-
Notifications
You must be signed in to change notification settings - Fork 49
Description
Description
I ran into a problem while trying to strip HTML whitespace from a string. The pattern I used here comes from many online examples and appears to match the rules for what HTML considers a whitespace, but when used in Swift it seems to not be catching Windows-style two byte newlines (\r\n) in my input.
I did find a workaround by turning on the .matchingSemantics(.unicodeScalar)
mode, but that was pretty unexpected and so I'm filing this on the off chance it's an actual bug.
Reproduction
import Foundation
// I'm building a string from hex here so that we don't lose the Windows newlines
// somewhere along the way. I tried copy-pasting the offending string into the
// editor, but I think Xcode or something else was converting things when I did
// that. This seemed a good enough way to ensure nothing gets confused anywhere.
let bytes: [CChar] = [
0x48, 0x65, 0x6C, 0x6C, 0x6F,
0x0D, 0x0A, // Windows-style two byte newline (\r\n)

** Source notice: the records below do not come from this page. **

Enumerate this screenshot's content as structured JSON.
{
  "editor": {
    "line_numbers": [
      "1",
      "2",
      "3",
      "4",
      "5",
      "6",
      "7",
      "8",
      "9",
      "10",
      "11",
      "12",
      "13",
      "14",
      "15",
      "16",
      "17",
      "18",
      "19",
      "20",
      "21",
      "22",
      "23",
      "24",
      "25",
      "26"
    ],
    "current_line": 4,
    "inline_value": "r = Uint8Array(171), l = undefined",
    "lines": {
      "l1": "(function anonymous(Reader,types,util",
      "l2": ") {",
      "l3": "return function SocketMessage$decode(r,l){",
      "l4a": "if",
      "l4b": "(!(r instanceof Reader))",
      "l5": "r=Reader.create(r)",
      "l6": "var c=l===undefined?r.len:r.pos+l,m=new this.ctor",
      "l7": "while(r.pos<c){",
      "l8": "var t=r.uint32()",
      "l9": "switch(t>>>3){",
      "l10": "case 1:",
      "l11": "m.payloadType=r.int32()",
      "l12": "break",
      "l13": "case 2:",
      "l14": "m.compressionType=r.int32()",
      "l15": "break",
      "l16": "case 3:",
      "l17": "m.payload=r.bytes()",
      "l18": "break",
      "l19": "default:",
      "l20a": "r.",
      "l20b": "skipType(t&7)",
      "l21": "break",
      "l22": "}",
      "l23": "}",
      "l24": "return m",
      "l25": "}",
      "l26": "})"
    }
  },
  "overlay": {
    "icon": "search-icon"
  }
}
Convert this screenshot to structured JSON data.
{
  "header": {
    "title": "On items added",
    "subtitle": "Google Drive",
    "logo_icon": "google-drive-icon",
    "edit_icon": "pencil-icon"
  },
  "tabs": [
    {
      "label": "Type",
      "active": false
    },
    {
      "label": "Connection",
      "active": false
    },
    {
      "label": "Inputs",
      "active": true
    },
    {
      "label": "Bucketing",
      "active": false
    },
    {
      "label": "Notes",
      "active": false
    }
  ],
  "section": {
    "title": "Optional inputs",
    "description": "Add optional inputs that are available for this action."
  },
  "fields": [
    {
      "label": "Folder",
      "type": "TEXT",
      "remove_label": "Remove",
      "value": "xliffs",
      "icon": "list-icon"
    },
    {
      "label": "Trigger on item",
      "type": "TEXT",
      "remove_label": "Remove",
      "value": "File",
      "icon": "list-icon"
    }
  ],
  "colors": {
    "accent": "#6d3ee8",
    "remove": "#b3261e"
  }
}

0x57, 0x6F, 0x72, 0x6C, 0x64, 0x21,
0x00
]
let clip = String(utf8String: bytes)!
// This first pattern does not catch the Windows-style newline. In fact it looks
// like it misses it entirely which is not what I expected at all. The printed
// string contains the Windows newline within and no replacing occurred.
let pattern1 = #/[\t\n\r ]+/#
print(clip.replacing(pattern1, with: ", "))
// <this line intentionally left blank>
print()
// Changing the pattern to use the unicodeScalar semantics seems to workaround
// it and the Windows-style newline is properly replaced. I don't know if
// this is more "technically correct" or if I'm hitting a bug here? It seems
// unexpected. The above regex is one I see referenced all over on the web for
// matching the same whitespaces definition that HTML uses, so it seemed odd
// it didn't work in Swift without turning on a flag first.
let pattern2 = pattern1.matchingSemantics(.unicodeScalar)
print(clip.replacing(pattern2, with: ", "))
Here's an Xcode playground file:
RegexBug2.playground.zip
Expected behavior
I expected the pattern to catch Windows-style newlines, but it didn't!
Environment
Xcode 26.0 beta 5 (17A5295f)
swift-driver version: 1.127.11.2 Apple Swift version 6.2 (swiftlang-6.2.0.16.14 clang-1700.3.16.4)
Target: arm64-apple-macosx15.0
Additional information
No response